I’m so lost /
Tout a commencé après ma soirée de boulot hier. Le problème quand vous travaillez en bar, c’est que vous avez pas le droit de consommer d’alcool avant et pendant le service. Forcément, ça vous laisse avec l’envie de consommer après avoir débauché. C’est mon cas, je veux dire. Je vois tous ces clients se bourrer la gueule pendant que je bosse, et moi j’peux pas toucher à un seul cocktail, une seule bière pression. Ca tuerait personne pourtant, que j’boive un verre, une pinte même, mais il faut s’en tenir aux règles. J’peux vous dire que j’respecte les règles seulement parce que ce job, il me le faut pour conserver mon appartement. J’pourrais toujours demander de l’aide financière à mon oncle si j’le perdais, il refuserait pas, mais je préfère être indépendante. Ouais, c’est un sacré truc quand on grandit ça, l’indépendance… surtout quand on se fait virer de son chez-soi. Bon okay, j’l’avais mérité, à l’époque, mais quelque part j’l’ai toujours en travers. Peu importe, le passé c’est l’passé. Donc après le boulot hier, ou plutôt très tôt ce matin (parce qu’on débauche vers deux heures du mat’) je suis rentrée chez moi, j’ai pris de quoi boire, de quoi fumer et je suis re-sortie. Et là… là j’ai fait le tour de la ville toute la nuit. J’avais même pas froid. C’est l’avantage de croire qu’on est censée être morte, ça : on est beaucoup plus résistante aux détails. Enfin bref. J’me suis mise dans un état pas possible, toute seule, dans la rue. Je fais ça de temps en temps, c’est pas la première fois que ça arrive. Le problème avec les substances, c’est que ça anesthésie plus qu’autre chose. Moi, je voulais ressentir. Je voulais savoir que j’étais vivante. Alors il m’est venue une idée… conne. A vrai dire ça faisait déjà un moment qu’elle me trottait dans la tête et que j’la menais pas à bien. Je sais plus dans quel quartier de la ville j’étais, peu importe. J’ai payé un groupe de gars qui passait par là (après une fête, vraisemblablement). Au début, ils ont pas compris pourquoi j’leur mettais des billets dans la main. Ils fronçaient les sourcils, ils s’interrogeaient. Ricanaient même un peu. Puis j’ai pris celui qui m’avait l’air le plus costaud entre quatre yeux, et j’lui ai dit :
« Frappe-moi. » d’une voix claire et posée. Ils auraient peut-être voulu me convaincre que je délirais, mais malheureusement pour eux j’avais l’air lucide. Puis ce fut à mon tour de rigoler.

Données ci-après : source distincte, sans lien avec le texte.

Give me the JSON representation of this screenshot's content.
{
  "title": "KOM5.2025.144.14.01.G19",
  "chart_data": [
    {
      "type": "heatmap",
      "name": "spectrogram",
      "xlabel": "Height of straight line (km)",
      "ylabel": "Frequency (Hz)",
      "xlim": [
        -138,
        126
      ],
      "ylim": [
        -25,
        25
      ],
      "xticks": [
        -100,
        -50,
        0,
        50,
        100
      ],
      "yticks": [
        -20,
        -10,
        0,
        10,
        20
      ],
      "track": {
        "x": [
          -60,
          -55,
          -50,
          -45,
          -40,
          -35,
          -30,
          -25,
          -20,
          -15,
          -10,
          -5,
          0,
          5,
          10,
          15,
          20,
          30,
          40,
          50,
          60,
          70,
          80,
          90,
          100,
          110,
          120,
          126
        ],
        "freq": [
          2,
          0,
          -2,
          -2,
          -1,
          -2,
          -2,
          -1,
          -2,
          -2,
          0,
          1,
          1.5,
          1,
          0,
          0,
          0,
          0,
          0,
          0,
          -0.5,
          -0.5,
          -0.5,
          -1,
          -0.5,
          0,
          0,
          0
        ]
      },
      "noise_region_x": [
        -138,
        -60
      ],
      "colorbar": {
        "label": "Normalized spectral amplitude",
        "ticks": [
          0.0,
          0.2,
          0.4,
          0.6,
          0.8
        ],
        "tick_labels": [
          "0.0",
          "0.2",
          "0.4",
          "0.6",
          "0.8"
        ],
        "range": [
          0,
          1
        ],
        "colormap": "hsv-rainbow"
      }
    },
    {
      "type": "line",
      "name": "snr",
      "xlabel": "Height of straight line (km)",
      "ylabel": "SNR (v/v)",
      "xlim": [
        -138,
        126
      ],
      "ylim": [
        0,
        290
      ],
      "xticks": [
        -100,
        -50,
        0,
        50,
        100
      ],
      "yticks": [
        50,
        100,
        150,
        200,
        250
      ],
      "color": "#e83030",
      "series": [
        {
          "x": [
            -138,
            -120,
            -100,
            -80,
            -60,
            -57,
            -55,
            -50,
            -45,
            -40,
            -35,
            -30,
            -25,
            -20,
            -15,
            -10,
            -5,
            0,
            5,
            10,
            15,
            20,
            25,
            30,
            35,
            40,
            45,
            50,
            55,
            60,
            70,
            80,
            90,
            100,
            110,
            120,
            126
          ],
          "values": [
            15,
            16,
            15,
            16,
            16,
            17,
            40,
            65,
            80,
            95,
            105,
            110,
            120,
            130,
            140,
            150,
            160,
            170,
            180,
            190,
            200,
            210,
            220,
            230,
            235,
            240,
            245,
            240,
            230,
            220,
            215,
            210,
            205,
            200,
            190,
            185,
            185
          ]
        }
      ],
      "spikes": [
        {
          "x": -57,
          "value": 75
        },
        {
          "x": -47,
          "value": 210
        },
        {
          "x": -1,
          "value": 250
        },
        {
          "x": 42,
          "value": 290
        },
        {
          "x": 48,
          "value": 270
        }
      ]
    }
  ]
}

« Que dis-je, frappez-moi, tous ensemble ! » Ils se sont tous regardés, comme si j’étais folle. Ils se sont concertés dans un coin, puis ces salopiauds ils m’ont demandé d’ajouter cinquante dollars à ceux que j’avais déjà donné. Heureusement que je les avais sur moi. Puis si c’est le prix à payer pour qu’on me tabasse, j’étais prête à mettre autant que nécessaire.

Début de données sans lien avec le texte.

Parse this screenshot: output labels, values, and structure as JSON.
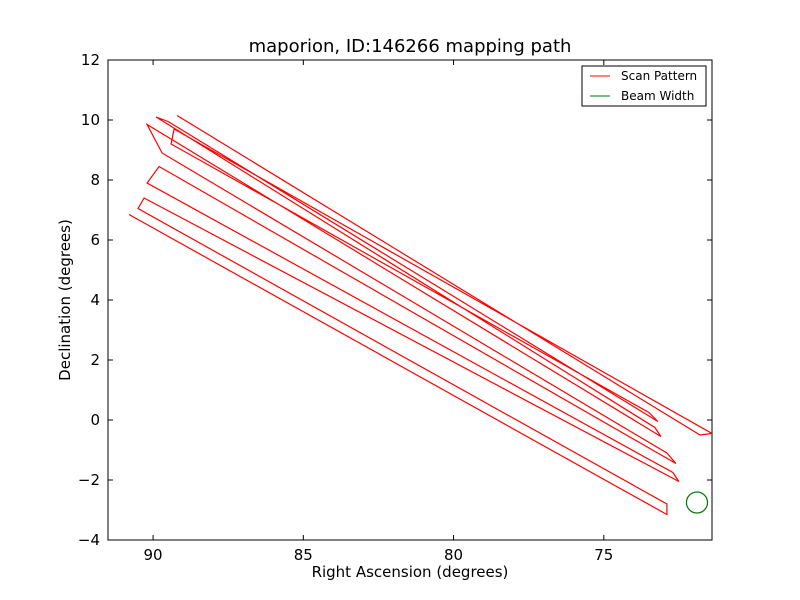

Les cinquante dollars ajoutés, le bal a commencé. On aurait pu appeler ça une sorte de danse macabre, clairement. A partir de là, je ne saurais vous dire qui a mis le premier coup, qui a utilisé ses mains, qui a utilisé ses jambes, qui a mis le dernier coup avant que le groupe se concerte à nouveau et décide d’arrêter et de s’éloigner, doucement mais sûrement. Je peux juste vous dire que c’est la première fois et le seul cas où la souffrance physique m’a fait sourire. Sourire avec les dents, même, à travers le sang qui coulait de ma lèvre fendue. Je sais pas combien de temps j’suis restée comme inerte sur le bitume, assez longuement pour profiter du moment, assez courtement pour que personne passe par là et me propose son aide. J’aurais refusé vivement dans tous les cas. Le corps engourdi, endolori, je suis rentrée chez moi en boitant, ne sachant pas à quoi je ressemblais. De toute façon, mon jean noir était déjà destroy. Seulement les coups ont fait que je marchais d’un pas lourd, et qu’en arrivant sur le pallier, on aurait pu me confondre avec un éléphant. Alors que je galérais à mettre la clé dans la serrure, j’ai entendu la porte derrière moi s’ouvrir, et j’ai senti mon meilleur ami sortir de son appartement. J’me suis retournée, insouciante, et il m’a
vue. Moi et ma connerie. Voilà où on en est.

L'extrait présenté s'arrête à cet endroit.